И столько невысказанной боли было в его глазах, что Гауг умолкал и уходил один.
Герцен привыкал к английскому быту, который порой очень резко отличался от континентальных обычаев даже в мелочах. Герцен иронизировал над собой, что втягивается в английский образ жизни, вот, например, перенял местное обыкновение пить чай со сливками. Английский язык, который поначалу казался таким несуразным, все более становился ему привычен. Словом, он входил во вкус английского быта и полушутливо называл Англию «алмаз, оправленный в серебро моря», заимствовав этот образ из «Ричарда II» Шекспира.
Притом он далек был от идеализирования современного ему английского общества.

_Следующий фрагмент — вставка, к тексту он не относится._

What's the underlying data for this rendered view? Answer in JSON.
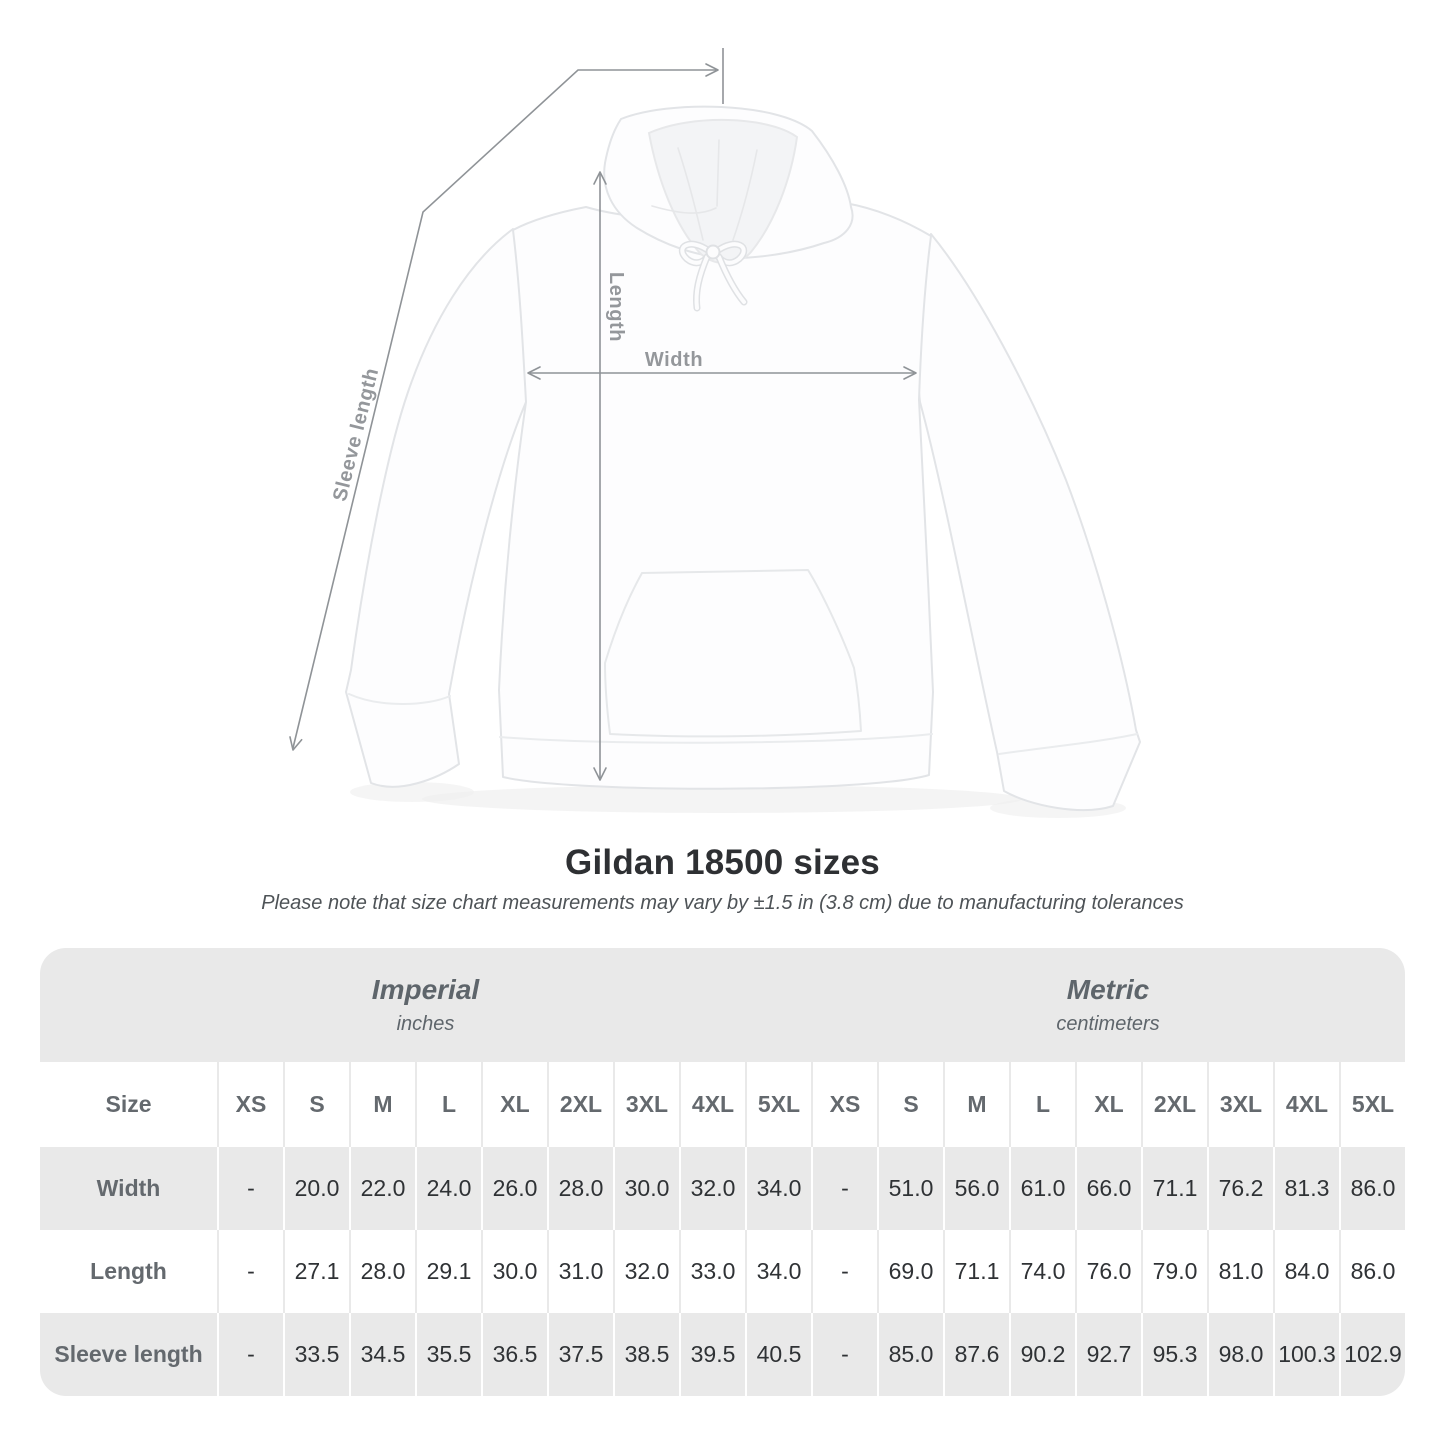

С насмешливым презрением он относился к модному тогда увлечению лондонского мещанства спиритическим столоверчением, когда одни по глупости, другие из шарлатанских соображений вели по ночам запанибратские беседы с загробными духами, начиная от призрака Юлия Цезаря и кончая эманацией покойной тетки.
«„Тейбл Мувинг“[46] все растет, — писал Герцен Маше Рейхель, — целые вечера во всех домах вертят столы… Это тоже признак разложения ума и дегенерации воли — заниматься таким вздором».
Жизнь возращалась к Герцену по каплям. Возродилась былая тоска по России. И даже свою рукопись «Крещеная собственность», сочинение в общем чисто теоретическое, трактат на социальную тему, он начинает описанием русского сельского пейзажа, полным поэзии и нежности:
«С детских лет я бесконечно любил наши села и деревни, я готов был целые часы, лежа где-нибудь под березой или липой, смотреть на почернелый ряд скромных, бревенчатых изб, тесно прислоненных друг к другу, лучше готовых вместе сгореть, чем распасться, слушать заунывные песни, раздающиеся во всякое время дня, вблизи, вдали… В нашей бедной, северной, долинной природе есть трогательная прелесть, особенно близкая нашему сердцу…»
Теперь, что бы Герцен ни делал, даже в минуты, казалось бы, бездумные, даже в часы работы его не покидало ощущение гнетущей российской действительности. Он как бы чувствовал свою ответственность за все, происходящее там. Он не мог оставаться в позе бездеятельного наблюдателя, брюзги, ворчливо огрызающегося в своей безопасной конуре. Он должен действовать. Он писал Огареву:
«…Люблю свой гнев столько же, сколько ты свой покой».
Тут Герцен в порыве дружеской откровенности немного перехватывал: Николаю Платоновичу Огареву при всей разности и даже противоположности натур его и Герцена нельзя отказать в пылкости нрава и в силе борца. Больше лирик и меньше полемист, Огарев не испытывал постоянного стремления к действию в отличие от своего великого друга, сказавшего как-то о себе:
— Мне нужно… Anregung [47] со стороны среды.
Сейчас это «Anregung» все более овладевало Герценом. Русский народ представлялся ему великаном, не сознающим своей силы. Постепенно зарождалась в Герцене вера в свою миссию — разбудораживать великана, заразить его порывом к свободе. Так выкристаллизовывалась мысль о создании очага свободного русского слова. Все настойчивее он возвращался к этой мысли. Она овеществлялась в его живом воображении типографским станком, каналами связи с Россией, исцелением родины от вековечной немоты.
— Типография будет! — сказал он с былой энергией, вновь возродившейся в нем. — Типография будет, и если я ничего не сделаю больше, то эта инициатива русской гласности когда-нибудь будет оценена.
Этот пасмурный денек Герцен всю жизнь считал историческим: впервые появилась афиша о предстоящем открытии Вольной русской типографии в Лондоне. Хлопот, разумеется, не оберешься. Но, как это иногда бывает, сильное желание притянуло удачу.
Энергия всегда входила в состав душевного строя Герцена. И он знал это. Еще два десятилетия назад, юношей, в сущности, он писал в дневнике: «Мышление без действования — мечта!»
Очень повезло со шрифтами. Вот уж поистине — на ловца и зверь бежит. Некогда петербургская академическая типография заказала для себя шрифты парижской словолитне Дидо, а потом отказалась от них. Вот их-то и приобрел Герцен. Он был в восторге от этого редкого выигрыша судьбы и делился своей радостью со всеми.